The administration has countered that negotiations with the Taliban represent the only realistic path forward and officials have vehemently rejected the characterization that the deal represents a capitulation to the Taliban.

But the timelines on the original peace deal are already slipping. Mutual prisoner swaps designed to build confidence have been slow, and direct talks, supposed to have begun March 10, have not even been scheduled.

The Trump administration received a ray of good news late last week when Afghan President Ashraf Ghani and arch political rival Adbullah Abdullah said they had reached a deal to put together a functioning unity government. Mr. Abdullah had rejected the official results of the September presidential election and contended he was Afghanistan’s rightful president.

Coronavirus effect

The situation inside Afghanistan was delicate and fraught with pitfalls even before COVID-19 began sweeping the globe, but the pandemic could present unique problems for a country that lacks the infrastructure to deal with a widespread health crisis.

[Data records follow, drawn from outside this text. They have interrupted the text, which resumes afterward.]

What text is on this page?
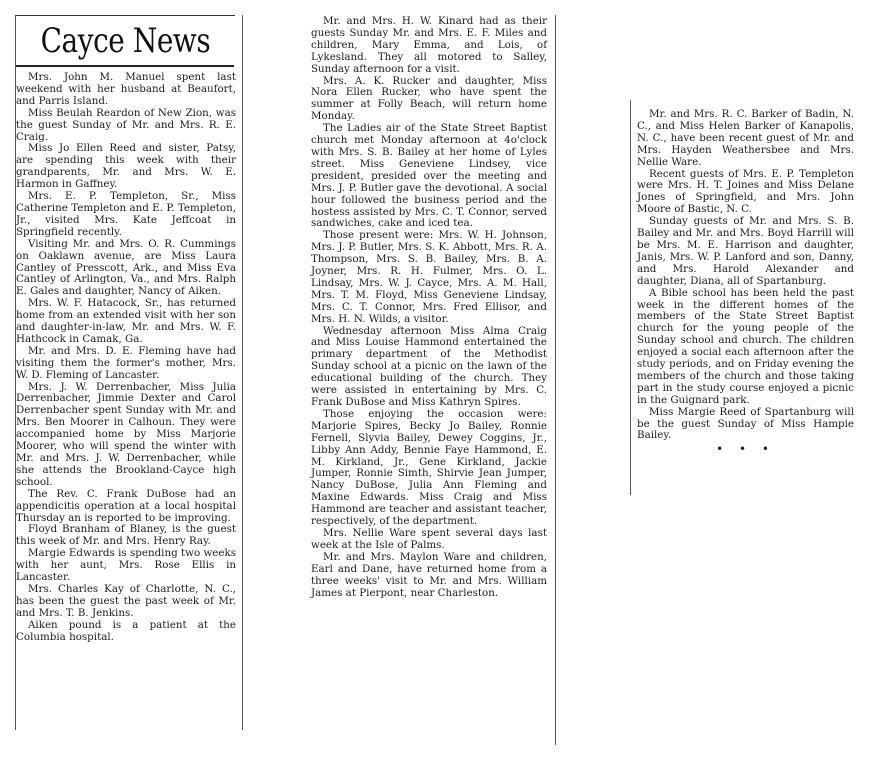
Cayce News

Mrs. John M. Manuel spent last weekend with her husband at Beaufort, and Parris Island.

Miss Beulah Reardon of New Zion, was the guest Sunday of Mr. and Mrs. R. E. Craig.

Miss Jo Ellen Reed and sister, Patsy, are spending this week with their grandparents, Mr. and Mrs. W. E. Harmon in Gaffney.

Mrs. E. P. Templeton, Sr., Miss Catherine Templeton and E. P. Templeton, Jr., visited Mrs. Kate Jeffcoat in Springfield recently.

Visiting Mr. and Mrs. O. R. Cummings on Oaklawn avenue, are Miss Laura Cantley of Presscott, Ark., and Miss Eva Cantley of Arlington, Va., and Mrs. Ralph E. Gales and daughter, Nancy of Aiken.

Mrs. W. F. Hatacock, Sr., has returned home from an extended visit with her son and daughter-in-law, Mr. and Mrs. W. F. Hathcock in Camak, Ga.

Mr. and Mrs. D. E. Fleming have had visiting them the former's mother, Mrs. W. D. Fleming of Lancaster.

Mrs. J. W. Derrenbacher, Miss Julia Derrenbacher, Jimmie Dexter and Carol Derrenbacher spent Sunday with Mr. and Mrs. Ben Moorer in Calhoun. They were accompanied home by Miss Marjorie Moorer, who will spend the winter with Mr. and Mrs. J. W. Derrenbacher, while she attends the Brookland-Cayce high school.

The Rev. C. Frank DuBose had an appendicitis operation at a local hospital Thursday an is reported to be improving.

Floyd Branham of Blaney, is the guest this week of Mr. and Mrs. Henry Ray.

Margie Edwards is spending two weeks with her aunt, Mrs. Rose Ellis in Lancaster.

Mrs. Charles Kay of Charlotte, N. C., has been the guest the past week of Mr. and Mrs. T. B. Jenkins.

Aiken pound is a patient at the Columbia hospital.

Mr. and Mrs. H. W. Kinard had as their guests Sunday Mr. and Mrs. E. F. Miles and children, Mary Emma, and Lois, of Lykesland. They all motored to Salley, Sunday afternoon for a visit.

Mrs. A. K. Rucker and daughter, Miss Nora Ellen Rucker, who have spent the summer at Folly Beach, will return home Monday.

The Ladies air of the State Street Baptist church met Monday afternoon at 4o'clock with Mrs. S. B. Bailey at her home of Lyles street. Miss Geneviene Lindsey, vice president, presided over the meeting and Mrs. J. P. Butler gave the devotional. A social hour followed the business period and the hostess assisted by Mrs. C. T. Connor, served sandwiches, cake and iced tea.

Those present were: Mrs. W. H. Johnson, Mrs. J. P. Butler, Mrs. S. K. Abbott, Mrs. R. A. Thompson, Mrs. S. B. Bailey, Mrs. B. A. Joyner, Mrs. R. H. Fulmer, Mrs. O. L. Lindsay, Mrs. W. J. Cayce, Mrs. A. M. Hall, Mrs. T. M. Floyd, Miss Geneviene Lindsay, Mrs. C. T. Connor, Mrs. Fred Ellisor, and Mrs. H. N. Wilds, a visitor.

Wednesday afternoon Miss Alma Craig and Miss Louise Hammond entertained the primary department of the Methodist Sunday school at a picnic on the lawn of the educational building of the church. They were assisted in entertaining by Mrs. C. Frank DuBose and Miss Kathryn Spires.

Those enjoying the occasion were: Marjorie Spires, Becky Jo Bailey, Ronnie Fernell, Slyvia Bailey, Dewey Coggins, Jr., Libby Ann Addy, Bennie Faye Hammond, E. M. Kirkland, Jr., Gene Kirkland, Jackie Jumper, Ronnie Simth, Shirvie Jean Jumper, Nancy DuBose, Julia Ann Fleming and Maxine Edwards. Miss Craig and Miss Hammond are teacher and assistant teacher, respectively, of the department.

Mrs. Nellie Ware spent several days last week at the Isle of Palms.

Mr. and Mrs. Maylon Ware and children, Earl and Dane, have returned home from a three weeks' visit to Mr. and Mrs. William James at Pierpont, near Charleston.

Mr. and Mrs. R. C. Barker of Badin, N. C., and Miss Helen Barker of Kanapolis, N. C., have been recent guest of Mr. and Mrs. Hayden Weathersbee and Mrs. Nellie Ware.

Recent guests of Mrs. E. P. Templeton were Mrs. H. T. Joines and Miss Delane Jones of Springfield, and Mrs. John Moore of Bastic, N. C.

Sunday guests of Mr. and Mrs. S. B. Bailey and Mr. and Mrs. Boyd Harrill will be Mrs. M. E. Harrison and daughter, Janis, Mrs. W. P. Lanford and son, Danny, and Mrs. Harold Alexander and daughter, Diana, all of Spartanburg.

A Bible school has been held the past week in the different homes of the members of the State Street Baptist church for the young people of the Sunday school and church. The children enjoyed a social each afternoon after the study periods, and on Friday evening the members of the church and those taking part in the study course enjoyed a picnic in the Guignard park.

Miss Margie Reed of Spartanburg will be the guest Sunday of Miss Hampie Bailey.

• • •
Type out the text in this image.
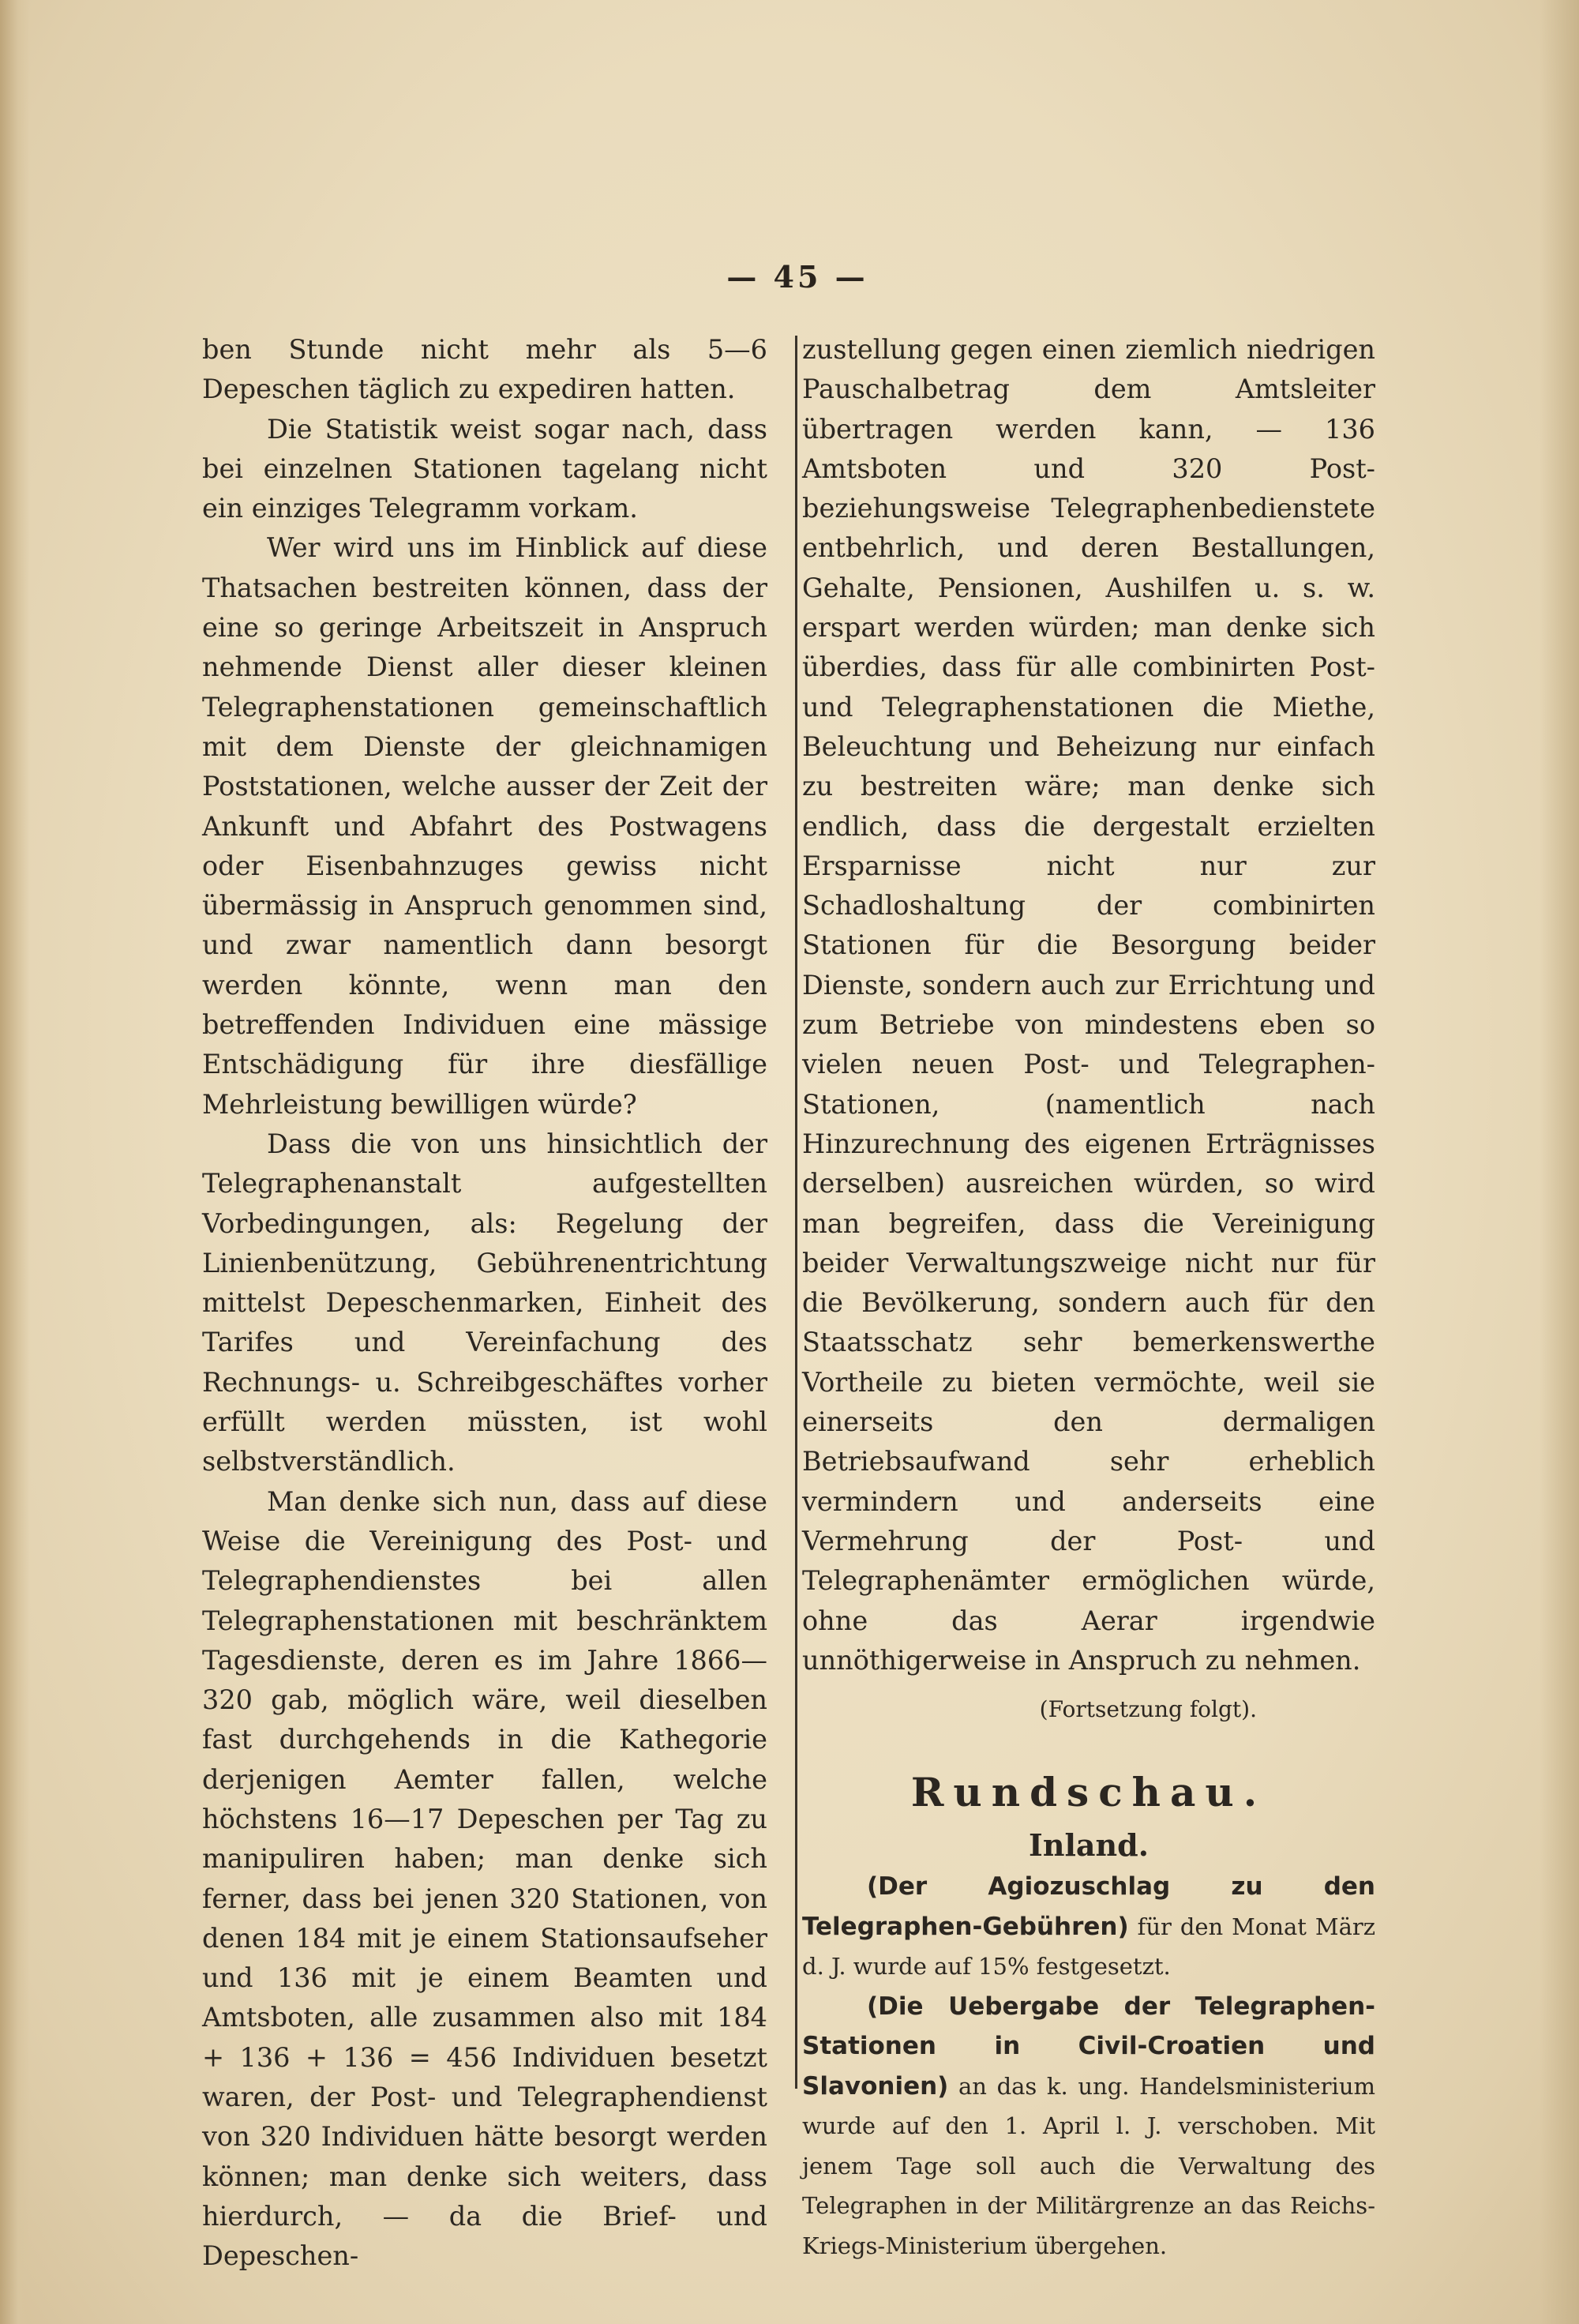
— 45 —

ben Stunde nicht mehr als 5—6 Depeschen täglich zu expediren hatten.

Die Statistik weist sogar nach, dass bei einzelnen Stationen tagelang nicht ein einziges Telegramm vorkam.

Wer wird uns im Hinblick auf diese Thatsachen bestreiten können, dass der eine so geringe Arbeitszeit in Anspruch nehmende Dienst aller dieser kleinen Telegraphenstationen gemeinschaftlich mit dem Dienste der gleichnamigen Poststationen, welche ausser der Zeit der Ankunft und Abfahrt des Postwagens oder Eisenbahnzuges gewiss nicht übermässig in Anspruch genommen sind, und zwar namentlich dann besorgt werden könnte, wenn man den betreffenden Individuen eine mässige Entschädigung für ihre diesfällige Mehrleistung bewilligen würde?

Dass die von uns hinsichtlich der Telegraphenanstalt aufgestellten Vorbedingungen, als: Regelung der Linienbenützung, Gebührenentrichtung mittelst Depeschenmarken, Einheit des Tarifes und Vereinfachung des Rechnungs- u. Schreibgeschäftes vorher erfüllt werden müssten, ist wohl selbstverständlich.

Man denke sich nun, dass auf diese Weise die Vereinigung des Post- und Telegraphendienstes bei allen Telegraphenstationen mit beschränktem Tagesdienste, deren es im Jahre 1866—320 gab, möglich wäre, weil dieselben fast durchgehends in die Kathegorie derjenigen Aemter fallen, welche höchstens 16—17 Depeschen per Tag zu manipuliren haben; man denke sich ferner, dass bei jenen 320 Stationen, von denen 184 mit je einem Stationsaufseher und 136 mit je einem Beamten und Amtsboten, alle zusammen also mit 184 + 136 + 136 = 456 Individuen besetzt waren, der Post- und Telegraphendienst von 320 Individuen hätte besorgt werden können; man denke sich weiters, dass hierdurch, — da die Brief- und Depeschen-

zustellung gegen einen ziemlich niedrigen Pauschalbetrag dem Amtsleiter übertragen werden kann, — 136 Amtsboten und 320 Post- beziehungsweise Telegraphenbedienstete entbehrlich, und deren Bestallungen, Gehalte, Pensionen, Aushilfen u. s. w. erspart werden würden; man denke sich überdies, dass für alle combinirten Post- und Telegraphenstationen die Miethe, Beleuchtung und Beheizung nur einfach zu bestreiten wäre; man denke sich endlich, dass die dergestalt erzielten Ersparnisse nicht nur zur Schadloshaltung der combinirten Stationen für die Besorgung beider Dienste, sondern auch zur Errichtung und zum Betriebe von mindestens eben so vielen neuen Post- und Telegraphen-Stationen, (namentlich nach Hinzurechnung des eigenen Erträgnisses derselben) ausreichen würden, so wird man begreifen, dass die Vereinigung beider Verwaltungszweige nicht nur für die Bevölkerung, sondern auch für den Staatsschatz sehr bemerkenswerthe Vortheile zu bieten vermöchte, weil sie einerseits den dermaligen Betriebsaufwand sehr erheblich vermindern und anderseits eine Vermehrung der Post- und Telegraphenämter ermöglichen würde, ohne das Aerar irgendwie unnöthigerweise in Anspruch zu nehmen.

(Fortsetzung folgt).
Rundschau.
Inland.

(Der Agiozuschlag zu den Telegraphen-Gebühren) für den Monat März d. J. wurde auf 15% festgesetzt.

(Die Uebergabe der Telegraphen-Stationen in Civil-Croatien und Slavonien) an das k. ung. Handelsministerium wurde auf den 1. April l. J. verschoben. Mit jenem Tage soll auch die Verwaltung des Telegraphen in der Militärgrenze an das Reichs-Kriegs-Ministerium übergehen.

In its report, SIGAR warned that a rapid rise in cases could exacerbate underlying issues.

“Afghanistan is especially vulnerable during the COVID-19 pandemic due to its weak health care system, poor water and sanitation infrastructure, and high malnutrition rates, among other factors,” said the watchdog, citing data from the United Nations and other international bodies.

The effects on the Afghan economy already are being felt. U.N. data show that food prices are skyrocketing and the purchasing power of laborers has dropped by as much as 20% over just the past month.

Such economic peril historically has been a recipe for disaster in many developing countries, and extremist groups have taken advantage of similar situations to rally public support behind their cause.

From the U.S. perspective, officials say, COVID-19 and its side effects have not affected the drawdown so far.

“There has not been an impact on our ability to draw down our force levels in Afghanistan at this time,” Col. Campbell told The Times. “We continue to plan for various scenarios to mitigate the impact of COVID-19, and at this time we do not foresee any impact on our ability to meet the 135-day timeline.”

But specialists say the trends inside Afghanistan are troubling.

As of Sunday, Afghanistan has at least 2,704 confirmed cases of COVID-19, with 85 deaths. More than 230 new cases were reported from Saturday to Sunday, marking the highest 24-hour jump since the outbreak began.

The highest number of cases is clustered around the capital of Kabul, which also serves as the base of U.S. operations. The Associated Press reported Sunday that a third of some 500 random coronavirus tests in Afghanistan’s capital came back positive, suggesting the risk of widespread infection in a nation of 36.6 million.

Specialists expect that case count to rise. They also expect to face great difficulty in conducting contact tracing and other practices designed to prevent a second surge of infections.

“The whole nation is at higher risk and vulnerability,” Hamid Elmyar, a former community health adviser in Afghanistan, said last week during a virtual forum hosted by the Middle East Institute. “Tracing is not as easy in countries like Afghanistan and Pakistan, contact tracing. That puts the country in a difficult situation.”

Much of the concern is driven by huge numbers of Afghans returning to their country from Iran, which has been one of the nations hit hardest by COVID-19. As of early April, at least 226,316 undocumented Afghans returned from Iran, according to SIGAR figures, and that figure surely has risen even higher over the past several weeks.